The move by the Recombinant DNA Advisory Committee (RAC) of the National Institutes of Health (NIH) follows attempts made over several years by researchers and drug companies to keep details of about six deaths that occurred in gene therapy experiments from becoming public. The six deaths occurred in heart studies headed by two leading gene scientists - Ronald Crystal of the New York Hospital-Cornell Medical Center in Manhattan and Jeffrey Isner of Tufts University in Boston. They are racing to be the first to grow new blood vessels around blocked ones as an alternative to bypass surgery. Crystal and Isner said that unlike the widely reported death of a teenager at the University of Pennsylvania in September, they are certain that the deaths in their study were not directly caused by gene therapy but by problems associated with the underlying illnesses. Details of these deaths are emerging because federal officials appealed for researchers across the US to report any undisclosed deaths or illnesses after the Pennsylvania death. That fatality is believed to be the first to directly result from gene therapy.
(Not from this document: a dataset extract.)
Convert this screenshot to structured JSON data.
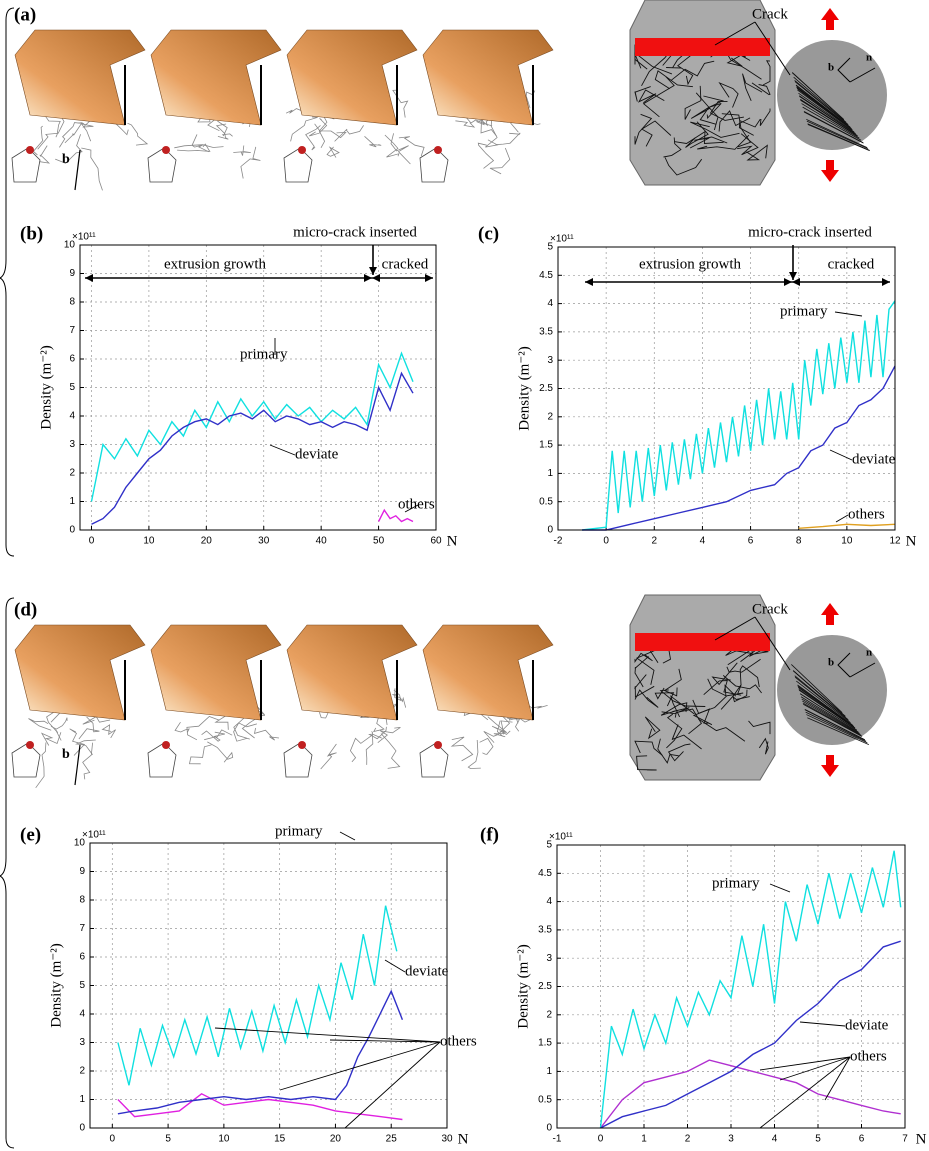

Current RAC guidelines require researchers to report any serious adverse events to the NIH's Office of Recombinant DNA Activities (ORDA), but such reports can be marked confidential and therefore kept off the RAC's public agenda. Crystal says that he asked for secrecy in the reporting of a number of cases to protect patients' families and added that he was 'very concerned about releasing confidential patient information in the context of a group that has neither the appropriate secrecy nor the expertise and manpower to evaluate it. NIH officials say that these are not isolated cases. Gene therapy was once mainly funded by federal money but is now almost totally reliant on industry. This has led to an increase in researchers and their funders asking for protocols to be kept confidential. But the RAC says that secrecy surrounding deaths and side-effects go against the spirit of a young science that needs to gain public confidence through openness.